The Modi government has been quick to point out, and rightly so, that India has not had a history of vaccine hesitancy. What it has refused to acknowledge, however, is that its lack of transparency, unreasonable requirements for access and flip-flops on vaccine policy have been the largest contributors to vaccine hesitancy.
In 2012, the World Health Organisation established the Strategic Advisory Group of Experts on Immunisation and a working group on vaccine hesitancy. In 2014, SAGE working group produced a report that defined vaccine hesitancy as a “delay in acceptance or refusal of vaccines despite availability of vaccine services.” The report noted that vaccine hesitancy is complex and context specific, and varies across time, place, and vaccines. Growing vaccine hesitancy in India is a multi-dimensional problem and more complex than the conspiratorial narrative of a political sabotage of the world’s largest COVID-19 vaccination drive.

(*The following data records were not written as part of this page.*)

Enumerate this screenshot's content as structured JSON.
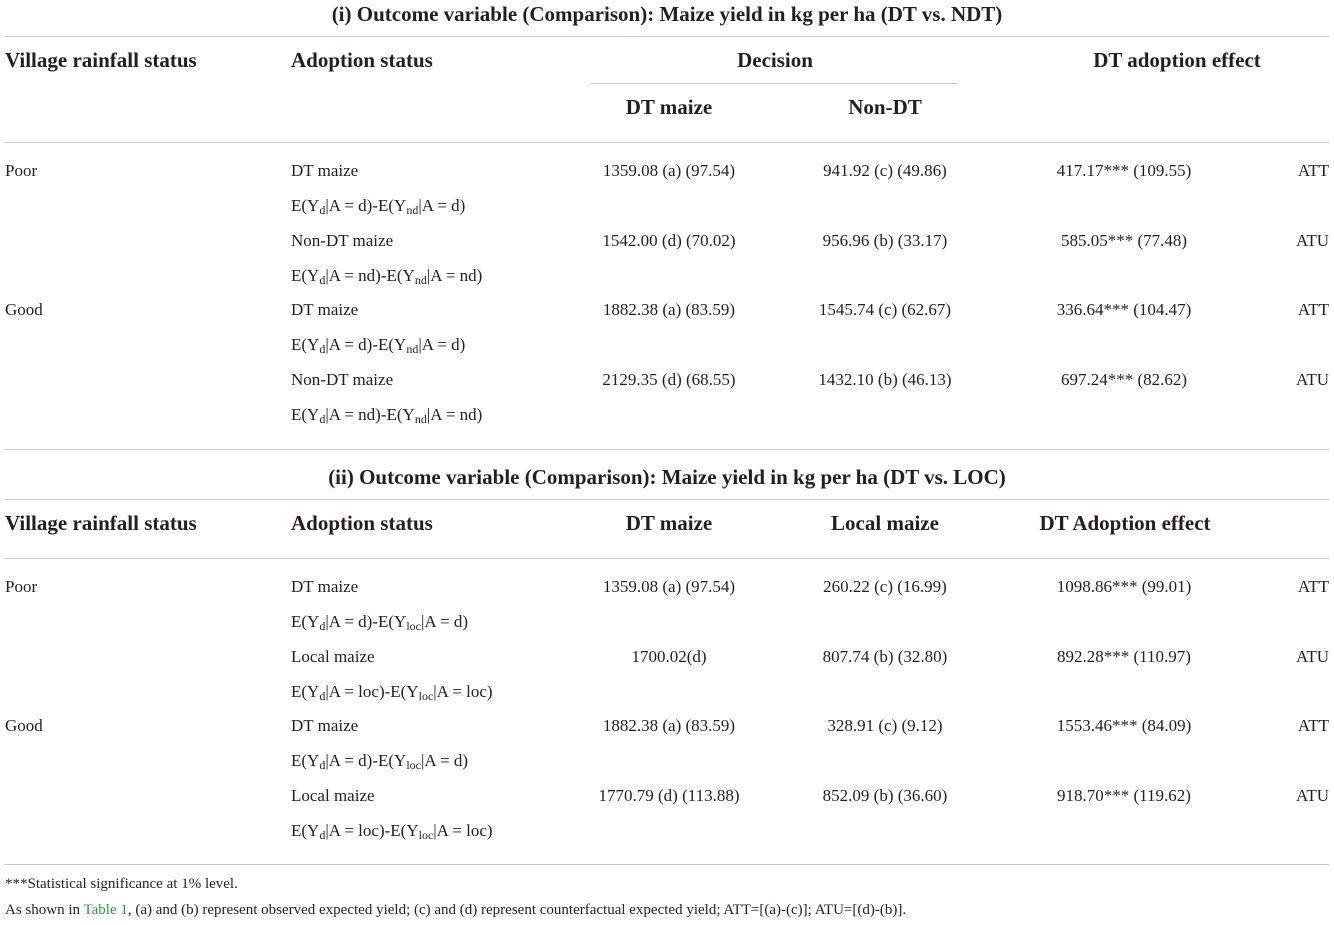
{
  "panel1": {
    "title": "(i) Outcome variable (Comparison): Maize yield in kg per ha (DT vs. NDT)",
    "headers": {
      "village": "Village rainfall status",
      "adoption": "Adoption status",
      "decision": "Decision",
      "dt": "DT maize",
      "other": "Non-DT",
      "effect": "DT adoption effect"
    },
    "rows": [
      {
        "village": "Poor",
        "adoption": "DT maize",
        "e_sub2": "nd",
        "e_cond": "d",
        "dt": "1359.08 (a) (97.54)",
        "other": "941.92 (c) (49.86)",
        "effect": "417.17*** (109.55)",
        "type": "ATT"
      },
      {
        "village": "",
        "adoption": "Non-DT maize",
        "e_sub2": "nd",
        "e_cond": "nd",
        "dt": "1542.00 (d) (70.02)",
        "other": "956.96 (b) (33.17)",
        "effect": "585.05*** (77.48)",
        "type": "ATU"
      },
      {
        "village": "Good",
        "adoption": "DT maize",
        "e_sub2": "nd",
        "e_cond": "d",
        "dt": "1882.38 (a) (83.59)",
        "other": "1545.74 (c) (62.67)",
        "effect": "336.64*** (104.47)",
        "type": "ATT"
      },
      {
        "village": "",
        "adoption": "Non-DT maize",
        "e_sub2": "nd",
        "e_cond": "nd",
        "dt": "2129.35 (d) (68.55)",
        "other": "1432.10 (b) (46.13)",
        "effect": "697.24*** (82.62)",
        "type": "ATU"
      }
    ]
  },
  "panel2": {
    "title": "(ii) Outcome variable (Comparison): Maize yield in kg per ha (DT vs. LOC)",
    "headers": {
      "village": "Village rainfall status",
      "adoption": "Adoption status",
      "dt": "DT maize",
      "other": "Local maize",
      "effect": "DT Adoption effect"
    },
    "rows": [
      {
        "village": "Poor",
        "adoption": "DT maize",
        "e_sub2": "loc",
        "e_cond": "d",
        "dt": "1359.08 (a) (97.54)",
        "other": "260.22 (c) (16.99)",
        "effect": "1098.86*** (99.01)",
        "type": "ATT"
      },
      {
        "village": "",
        "adoption": "Local maize",
        "e_sub2": "loc",
        "e_cond": "loc",
        "dt": "1700.02(d)",
        "other": "807.74 (b) (32.80)",
        "effect": "892.28*** (110.97)",
        "type": "ATU"
      },
      {
        "village": "Good",
        "adoption": "DT maize",
        "e_sub2": "loc",
        "e_cond": "d",
        "dt": "1882.38 (a) (83.59)",
        "other": "328.91 (c) (9.12)",
        "effect": "1553.46*** (84.09)",
        "type": "ATT"
      },
      {
        "village": "",
        "adoption": "Local maize",
        "e_sub2": "loc",
        "e_cond": "loc",
        "dt": "1770.79 (d) (113.88)",
        "other": "852.09 (b) (36.60)",
        "effect": "918.70*** (119.62)",
        "type": "ATU"
      }
    ]
  },
  "expr": {
    "e": "E(Y",
    "sub1": "d",
    "bar": "|A = ",
    "mid": ")-E(Y",
    "close": ")"
  },
  "notes": {
    "significance": "***Statistical significance at 1% level.",
    "source_pre": "As shown in ",
    "source_link": "Table 1",
    "source_post": ", (a) and (b) represent observed expected yield; (c) and (d) represent counterfactual expected yield; ATT=[(a)-(c)]; ATU=[(d)-(b)]."
  }
}
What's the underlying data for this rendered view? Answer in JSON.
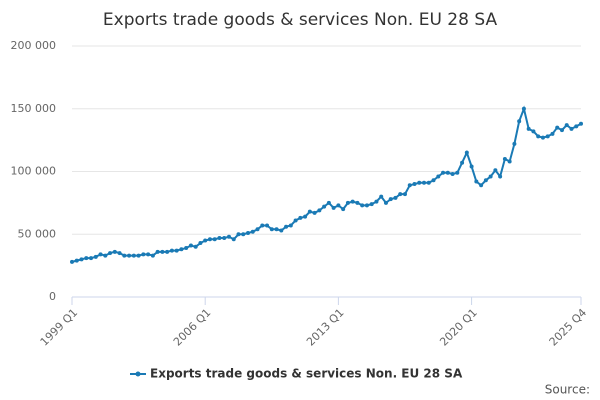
{
  "chart_data": {
    "type": "line",
    "title": "Exports trade goods & services Non. EU 28 SA",
    "source": "Source:",
    "categories": [
      "1999 Q1",
      null,
      null,
      null,
      null,
      null,
      null,
      null,
      null,
      null,
      null,
      null,
      null,
      null,
      null,
      null,
      null,
      null,
      null,
      null,
      null,
      null,
      null,
      null,
      null,
      null,
      null,
      null,
      "2006 Q1",
      null,
      null,
      null,
      null,
      null,
      null,
      null,
      null,
      null,
      null,
      null,
      null,
      null,
      null,
      null,
      null,
      null,
      null,
      null,
      null,
      null,
      null,
      null,
      null,
      null,
      null,
      null,
      "2013 Q1",
      null,
      null,
      null,
      null,
      null,
      null,
      null,
      null,
      null,
      null,
      null,
      null,
      null,
      null,
      null,
      null,
      null,
      null,
      null,
      null,
      null,
      null,
      null,
      null,
      null,
      null,
      null,
      "2020 Q1",
      null,
      null,
      null,
      null,
      null,
      null,
      null,
      null,
      null,
      null,
      null,
      null,
      null,
      null,
      null,
      null,
      null,
      null,
      null,
      null,
      null,
      null,
      "2025 Q4"
    ],
    "series": [
      {
        "name": "Exports trade goods & services Non. EU 28 SA",
        "color": "#1a7ab5",
        "values": [
          28000,
          29000,
          30000,
          31000,
          31000,
          32000,
          34000,
          33000,
          35000,
          36000,
          35000,
          33000,
          33000,
          33000,
          33000,
          34000,
          34000,
          33000,
          36000,
          36000,
          36000,
          37000,
          37000,
          38000,
          39000,
          41000,
          40000,
          43000,
          45000,
          46000,
          46000,
          47000,
          47000,
          48000,
          46000,
          50000,
          50000,
          51000,
          52000,
          54000,
          57000,
          57000,
          54000,
          54000,
          53000,
          56000,
          57000,
          61000,
          63000,
          64000,
          68000,
          67000,
          69000,
          72000,
          75000,
          71000,
          73000,
          70000,
          75000,
          76000,
          75000,
          73000,
          73000,
          74000,
          76000,
          80000,
          75000,
          78000,
          79000,
          82000,
          82000,
          89000,
          90000,
          91000,
          91000,
          91000,
          93000,
          96000,
          99000,
          99000,
          98000,
          99000,
          107000,
          115000,
          104000,
          92000,
          89000,
          93000,
          96000,
          101000,
          96000,
          110000,
          108000,
          122000,
          140000,
          150000,
          134000,
          132000,
          128000,
          127000,
          128000,
          130000,
          135000,
          133000,
          137000,
          134000,
          136000,
          138000
        ]
      }
    ],
    "ylim": [
      0,
      200000
    ],
    "yticks": [
      0,
      {
        "value": 50000,
        "label": "50 000"
      },
      {
        "value": 100000,
        "label": "100 000"
      },
      {
        "value": 150000,
        "label": "150 000"
      },
      {
        "value": 200000,
        "label": "200 000"
      }
    ],
    "grid": true
  }
}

On 21 June, India administered 81 lakh doses of COVID-19 vaccines across all states and union territories— a 62 percent rise in the vaccination rate in a single day. The government and its supporters vociferously celebrated the milestone. They gave credit for this success to the revised vaccination policy that allowed free vaccination without pre-registration on the Co-Win app for all adults in state-run vaccination centres. But the government made the policy revision only after pressure from the Supreme Court, civil society and experts who questioned the inclusivity and equity of the previouspolicy under which 50 percent of vaccines were reserved for sale by private players and digital registration was mandatory.
The new policy that Modi announced on 7 June increased government procurement up to 75 percent and reserved 25 percent of India’s vaccine supply for those who could pay and chose to pay. But the much-celebrated revisions still failed to address issues of equity and profiteering in India’s vaccination programs. Vaccine access is still far from universal. Estimates show that Indian COVID-19 vaccine manufacturers continue to make profits as high as 4000 percent with the current policy.